In patients with stable atherosclerotic vascular disease, the combination of a low dose of rivaroxaban and aspirin is associated with a lower rate of cardiovascular outcomes but more major bleeding events compared with aspirin alone. This finding from the COMPASS trial was presented at the ESC Congress 2017.

Credit: V. Summersby/Macmillan Publishers Limited

The double-blind COMPASS trial involved 27,395 patients with stable atherosclerotic vascular disease (90.6% with a history of coronary artery disease and 27.3% with a history of peripheral artery disease). Participants were randomly assigned to receive rivaroxaban (2.5 mg twice daily) plus aspirin (100 mg once daily), rivaroxaban (5 mg twice daily), or aspirin (100 mg once daily). Of note, both doses of rivaroxaban were lower than the 10 mg dose approved for stroke prevention in patients with atrial fibrillation. The independent data and safety monitoring board recommended early termination of this part of the trial (mean follow-up 23 months) because of superiority of the rivaroxaban plus aspirin group.

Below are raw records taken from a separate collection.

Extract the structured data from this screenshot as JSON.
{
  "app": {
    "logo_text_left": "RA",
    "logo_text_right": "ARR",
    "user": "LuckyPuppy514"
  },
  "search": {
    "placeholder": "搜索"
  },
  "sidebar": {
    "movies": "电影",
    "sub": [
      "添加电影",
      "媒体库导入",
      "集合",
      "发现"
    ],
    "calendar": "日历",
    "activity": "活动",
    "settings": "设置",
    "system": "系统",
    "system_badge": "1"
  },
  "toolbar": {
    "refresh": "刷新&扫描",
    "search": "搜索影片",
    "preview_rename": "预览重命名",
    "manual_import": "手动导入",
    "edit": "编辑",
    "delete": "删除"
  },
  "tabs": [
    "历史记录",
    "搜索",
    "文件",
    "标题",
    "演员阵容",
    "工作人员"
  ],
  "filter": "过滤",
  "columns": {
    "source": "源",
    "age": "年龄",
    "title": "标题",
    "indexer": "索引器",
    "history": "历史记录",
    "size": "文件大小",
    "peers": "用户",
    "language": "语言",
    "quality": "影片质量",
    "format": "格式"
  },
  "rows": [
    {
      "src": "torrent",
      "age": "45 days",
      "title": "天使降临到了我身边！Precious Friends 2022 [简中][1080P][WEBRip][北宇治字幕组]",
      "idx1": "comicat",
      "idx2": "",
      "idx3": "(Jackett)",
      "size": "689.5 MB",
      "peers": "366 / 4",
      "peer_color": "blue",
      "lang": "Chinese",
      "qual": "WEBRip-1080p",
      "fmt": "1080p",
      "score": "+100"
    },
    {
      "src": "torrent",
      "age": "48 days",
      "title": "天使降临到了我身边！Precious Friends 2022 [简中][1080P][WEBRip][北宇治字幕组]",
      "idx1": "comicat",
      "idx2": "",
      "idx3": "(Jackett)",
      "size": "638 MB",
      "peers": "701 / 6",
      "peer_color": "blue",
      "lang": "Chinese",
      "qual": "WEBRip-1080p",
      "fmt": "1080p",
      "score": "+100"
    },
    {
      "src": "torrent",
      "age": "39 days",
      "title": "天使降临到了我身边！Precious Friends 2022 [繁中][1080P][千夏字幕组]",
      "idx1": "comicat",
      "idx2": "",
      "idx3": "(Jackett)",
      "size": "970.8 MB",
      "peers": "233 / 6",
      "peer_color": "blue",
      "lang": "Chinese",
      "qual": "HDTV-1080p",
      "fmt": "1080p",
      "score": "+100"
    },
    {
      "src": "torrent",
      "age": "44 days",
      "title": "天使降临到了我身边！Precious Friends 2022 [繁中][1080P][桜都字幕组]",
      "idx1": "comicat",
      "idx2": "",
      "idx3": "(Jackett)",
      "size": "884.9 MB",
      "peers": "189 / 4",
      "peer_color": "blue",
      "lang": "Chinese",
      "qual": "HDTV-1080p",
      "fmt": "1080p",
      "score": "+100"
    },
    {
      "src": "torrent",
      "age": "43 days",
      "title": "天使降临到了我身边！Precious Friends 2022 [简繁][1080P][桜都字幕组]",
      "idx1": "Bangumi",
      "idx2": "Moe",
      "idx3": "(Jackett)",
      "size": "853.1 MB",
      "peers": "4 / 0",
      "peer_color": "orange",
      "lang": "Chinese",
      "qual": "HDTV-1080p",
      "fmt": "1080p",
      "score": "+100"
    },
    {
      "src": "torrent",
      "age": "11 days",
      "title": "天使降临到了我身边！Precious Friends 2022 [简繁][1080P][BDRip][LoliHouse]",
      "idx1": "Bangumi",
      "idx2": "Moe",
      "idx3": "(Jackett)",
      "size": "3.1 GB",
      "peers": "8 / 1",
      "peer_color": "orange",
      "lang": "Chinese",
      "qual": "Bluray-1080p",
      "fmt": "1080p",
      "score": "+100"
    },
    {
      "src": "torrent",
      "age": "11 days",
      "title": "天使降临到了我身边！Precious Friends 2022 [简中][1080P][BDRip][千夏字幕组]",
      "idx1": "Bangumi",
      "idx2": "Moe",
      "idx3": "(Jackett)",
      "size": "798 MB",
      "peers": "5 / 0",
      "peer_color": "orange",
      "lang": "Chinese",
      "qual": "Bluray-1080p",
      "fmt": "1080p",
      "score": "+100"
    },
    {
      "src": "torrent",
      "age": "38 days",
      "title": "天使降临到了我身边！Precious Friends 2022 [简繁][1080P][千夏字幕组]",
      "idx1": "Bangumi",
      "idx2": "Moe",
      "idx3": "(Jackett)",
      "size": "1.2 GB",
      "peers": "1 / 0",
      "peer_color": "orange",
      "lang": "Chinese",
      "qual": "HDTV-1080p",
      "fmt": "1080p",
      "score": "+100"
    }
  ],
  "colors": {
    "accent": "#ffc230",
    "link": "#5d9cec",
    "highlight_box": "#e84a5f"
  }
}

The rate of the primary outcome (a composite of cardiovascular death, stroke, or myocardial infarction) was significantly lower in the rivaroxaban plus aspirin group than in the aspirin-only group (4.1% versus 5.4%; HR 0.76, 95% CI 0.66–0.86, P < 0.001), but was not significantly different with rivaroxaban only compared with aspirin only (4.9% versus 5.4%; HR 0.90, 95% CI 0.79–1.03, P = 0.12). All-cause death occurred in 3.4%, 4.0%, and 4.1% of patients in the rivaroxaban plus aspirin, rivaroxaban-only, and aspirin-only groups, respectively.

The rate of major bleeding was higher in patients receiving rivaroxaban and aspirin than in patients receiving aspirin only (3.1% versus 1.9%; HR 1.70, 95% CI 1.40–2.05, P < 0.001), and higher in patients receiving rivaroxaban only compared with aspirin only (2.8% versus 1.9%; HR 1.51, 95% CI 1.25–1.84, P < 0.001). Most of the excess bleeding in the rivaroxaban plus aspirin group was in the gastrointestinal tract.

The rate of the 'net clinical benefit' composite outcome (cardiovascular death, stroke, myocardial infarction, fatal bleeding, or symptomatic bleeding into a critical organ) was significantly lower with rivaroxaban plus aspirin than with aspirin alone (4.7% versus 5.9%; HR 0.80, 95% CI 0.70–0.91, P < 0.001), but was not significantly different with rivaroxaban only compared with aspirin only (5.5% versus 5.9%; HR 0.94, 95% CI 0.84–1.07, P = 0.36).

The COMPASS investigators ... hit the sweet spot with the dose of rivaroxaban

“The COMPASS investigators ... hit the sweet spot with the dose of rivaroxaban, thereby maximizing the efficacy of the combination while minimizing the bleeding risk,” comments Jack Hirsh (McMaster University, Ontario, Canada). “The findings are likely to change clinical practice, because the combination not only increased net clinical benefit, but also reduced total mortality,” he adds. John Eikelboom, lead author on the trial report, anticipates that the results will “lead to widespread regulatory approval for long-term secondary prevention in patients with coronary or peripheral artery disease”. Nevertheless, “bleeding is always an issue ... We are currently testing whether pantoprazole can reduce the risk of gastrointestinal bleeding in patients receiving antithrombotic therapy for secondary prevention.”